Four trade unions have warned the Environment Agency that its salaries are so low they are damaging its ability to recruit specialists.
Prospect, Unison, GMB and Unite urged agency board members to assert their independence and ignore Treasury guidance to limit pay rises to 1-1.5%. This guidance, which was issued in June, is being challenged separately by civil service trade unions Prospect, the Public and Commercial Services Union and the FDA, who have moved to a judicial review over what they say was inadequate consultation on the plan.
The letter from Prospect, Unison, GMB and Unite to the EA said: “Salaries have fallen far below the level needed to attract, and there needs to be a substantial increase to recruit and retain effectively”.
They said the agency’s ability to operate “floats on a sea of staff goodwill” which could not be relied upon indefinitely, and half of union members worked longer hours than they are paid for.
Pay levels for staff to fill voluntary out-of-hours emergency stand-by rotas were such that the agency “struggles to fill the rotas…to make sure it is properly placed to respond,” the unions said.

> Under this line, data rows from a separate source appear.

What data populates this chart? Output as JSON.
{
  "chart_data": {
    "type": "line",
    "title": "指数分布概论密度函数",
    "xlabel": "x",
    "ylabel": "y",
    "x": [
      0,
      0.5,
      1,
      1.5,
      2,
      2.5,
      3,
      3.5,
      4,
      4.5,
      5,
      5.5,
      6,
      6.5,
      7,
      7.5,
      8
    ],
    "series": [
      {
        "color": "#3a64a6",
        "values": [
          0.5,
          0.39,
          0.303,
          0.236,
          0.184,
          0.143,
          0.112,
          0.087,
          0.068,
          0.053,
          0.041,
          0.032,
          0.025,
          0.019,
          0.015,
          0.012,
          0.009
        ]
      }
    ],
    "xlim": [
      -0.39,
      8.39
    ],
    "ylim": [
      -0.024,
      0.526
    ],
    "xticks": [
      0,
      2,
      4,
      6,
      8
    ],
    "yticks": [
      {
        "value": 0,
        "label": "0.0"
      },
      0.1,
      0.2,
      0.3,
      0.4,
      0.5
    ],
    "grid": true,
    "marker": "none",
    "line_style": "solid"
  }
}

Prospect negotiations officer Kevin Warden said: “This patient committed workforce has limits, and another real term pay cut this year, on top of around 15% real terms loss as a result of the pay cap, would test these.”

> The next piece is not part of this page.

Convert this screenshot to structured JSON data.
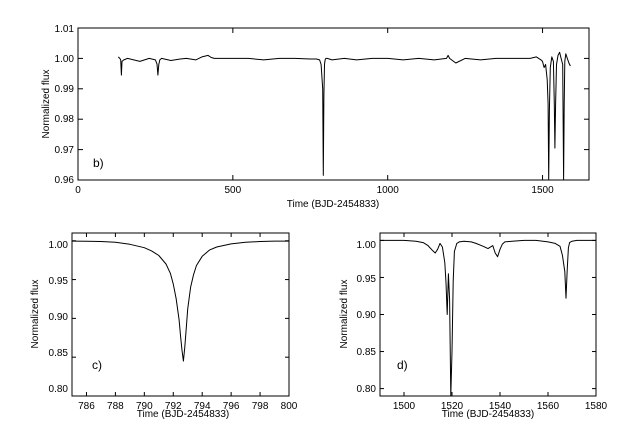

Responding to the letter, the Environment Agency highlighted that it was covered by the Treasury pay guidance for 2018-19 that recommends that the average pay award should be within the range of 1% to 1.5%;
“The government has published its civil service annual pay guidance setting out the financial parameters which civil service departments and non-departmental public bodies, including the Environment Agency, can determine pay awards for this financial year."